En primer lugar la oración, expresión de apertura y confianza en el Señor: es el encuentro personal con Él, que acorta las distancias creadas por el pecado. Rezar significa decir: “no soy autosuficiente, Te necesito, Tú eres mis vida y mi salvación”. En segundo lugar la caridad, para superar las distancias respecto a los demás. El amor verdadero no es un acto exterior, no es dar algo de modo paternalista para tranquilizar la conciencia, sino aceptar a quien necesita nuestro tiempo, nuestra amistad, nuestra ayuda. Es vivir el servicio, venciendo la tentación de la comodidad. En tercer lugar el ayuno, la penitencia, para liberarnos de estar pendientes de todo lo que pasa y entrenarnos para ser más sensibles y misericordiosos. Es una invitación a la sencillez y a compartir: quitar algo de nuestra mesa y de nuestros bienes para encontrar el bien verdadero de la libertad.

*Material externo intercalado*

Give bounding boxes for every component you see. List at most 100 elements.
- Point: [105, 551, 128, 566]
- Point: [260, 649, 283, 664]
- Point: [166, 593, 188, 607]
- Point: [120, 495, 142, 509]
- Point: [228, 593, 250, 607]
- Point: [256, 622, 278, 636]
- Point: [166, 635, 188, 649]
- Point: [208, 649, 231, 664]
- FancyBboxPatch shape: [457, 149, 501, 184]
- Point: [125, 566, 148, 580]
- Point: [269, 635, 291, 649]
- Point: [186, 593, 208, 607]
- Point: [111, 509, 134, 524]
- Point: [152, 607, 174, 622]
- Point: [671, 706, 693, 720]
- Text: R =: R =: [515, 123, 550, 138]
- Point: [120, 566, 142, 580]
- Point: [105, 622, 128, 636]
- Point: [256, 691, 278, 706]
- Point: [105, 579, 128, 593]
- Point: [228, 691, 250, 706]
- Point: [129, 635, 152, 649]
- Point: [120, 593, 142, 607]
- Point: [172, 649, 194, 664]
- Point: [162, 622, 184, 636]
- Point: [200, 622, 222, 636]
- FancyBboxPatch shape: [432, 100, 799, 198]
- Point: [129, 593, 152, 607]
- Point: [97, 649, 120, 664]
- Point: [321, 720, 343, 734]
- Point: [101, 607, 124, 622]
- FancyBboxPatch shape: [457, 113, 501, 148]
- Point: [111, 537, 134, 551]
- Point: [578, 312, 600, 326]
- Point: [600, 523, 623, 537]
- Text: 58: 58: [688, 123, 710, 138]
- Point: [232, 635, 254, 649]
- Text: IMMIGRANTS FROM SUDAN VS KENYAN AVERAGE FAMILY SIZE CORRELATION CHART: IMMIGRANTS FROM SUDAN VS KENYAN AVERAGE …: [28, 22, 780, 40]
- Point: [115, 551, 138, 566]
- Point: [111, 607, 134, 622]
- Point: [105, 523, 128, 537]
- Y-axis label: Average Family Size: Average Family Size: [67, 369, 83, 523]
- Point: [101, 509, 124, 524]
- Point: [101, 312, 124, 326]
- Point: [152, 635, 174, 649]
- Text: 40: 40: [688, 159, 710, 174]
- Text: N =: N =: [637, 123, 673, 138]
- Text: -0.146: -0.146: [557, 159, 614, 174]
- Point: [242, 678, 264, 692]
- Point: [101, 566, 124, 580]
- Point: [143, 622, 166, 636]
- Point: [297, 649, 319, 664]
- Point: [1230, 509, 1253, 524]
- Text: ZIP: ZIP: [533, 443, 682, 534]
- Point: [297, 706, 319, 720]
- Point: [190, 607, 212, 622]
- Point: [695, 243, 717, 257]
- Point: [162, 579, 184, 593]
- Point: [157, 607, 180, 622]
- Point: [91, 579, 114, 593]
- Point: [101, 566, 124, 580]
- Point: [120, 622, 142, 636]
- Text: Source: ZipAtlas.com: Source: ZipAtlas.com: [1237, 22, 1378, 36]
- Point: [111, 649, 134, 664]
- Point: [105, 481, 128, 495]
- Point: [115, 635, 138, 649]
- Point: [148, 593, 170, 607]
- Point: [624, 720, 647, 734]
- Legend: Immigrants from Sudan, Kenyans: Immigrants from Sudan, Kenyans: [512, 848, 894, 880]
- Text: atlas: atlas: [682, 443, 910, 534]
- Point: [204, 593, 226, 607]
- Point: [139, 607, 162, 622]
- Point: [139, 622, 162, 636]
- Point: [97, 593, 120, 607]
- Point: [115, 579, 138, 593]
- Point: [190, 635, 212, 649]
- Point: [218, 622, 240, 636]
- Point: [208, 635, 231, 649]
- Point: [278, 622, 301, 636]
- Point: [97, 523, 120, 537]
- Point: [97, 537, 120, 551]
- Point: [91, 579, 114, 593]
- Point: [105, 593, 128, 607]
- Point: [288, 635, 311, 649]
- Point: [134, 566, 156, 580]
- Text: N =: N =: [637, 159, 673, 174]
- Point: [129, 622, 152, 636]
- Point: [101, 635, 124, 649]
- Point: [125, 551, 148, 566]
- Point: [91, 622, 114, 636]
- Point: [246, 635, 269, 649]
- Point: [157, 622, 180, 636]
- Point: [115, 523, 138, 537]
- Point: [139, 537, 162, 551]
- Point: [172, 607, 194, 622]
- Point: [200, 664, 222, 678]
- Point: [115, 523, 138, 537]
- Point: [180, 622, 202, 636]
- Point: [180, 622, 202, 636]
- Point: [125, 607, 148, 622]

«Volved a mí −dice el Señor−, convertíos de todo corazón»: no solo con algún acto externo, sino desde lo profundo de nosotros mismos. Jesús nos llama a vivir la oración, la caridad y la penitencia con coherencia y autenticidad, venciendo la hipocresía. Que la Cuaresma sea un tiempo de benéfica “podadura” de la falsedad, de la mundanidad, de la indiferencia: para no pensar que todo va bien si yo estoy bien; para entender que lo que cuenta no es la aprobación, la búsqueda del éxito o del consenso, sino la limpieza del corazón y de la vida; para encontrar la identidad cristiana, es decir, el amor que sirve, no el egoísmo que se sirve. Pongámonos juntos en camino, como Iglesia, recibiendo la ceniza −también nosotros seremos cenizas− y teniendo fija la mirada en el Crucifijo. Él, amándonos, nos invita a dejarnos reconciliar con Dios y a volver a Él, para encontrarnos a nosotros mismos.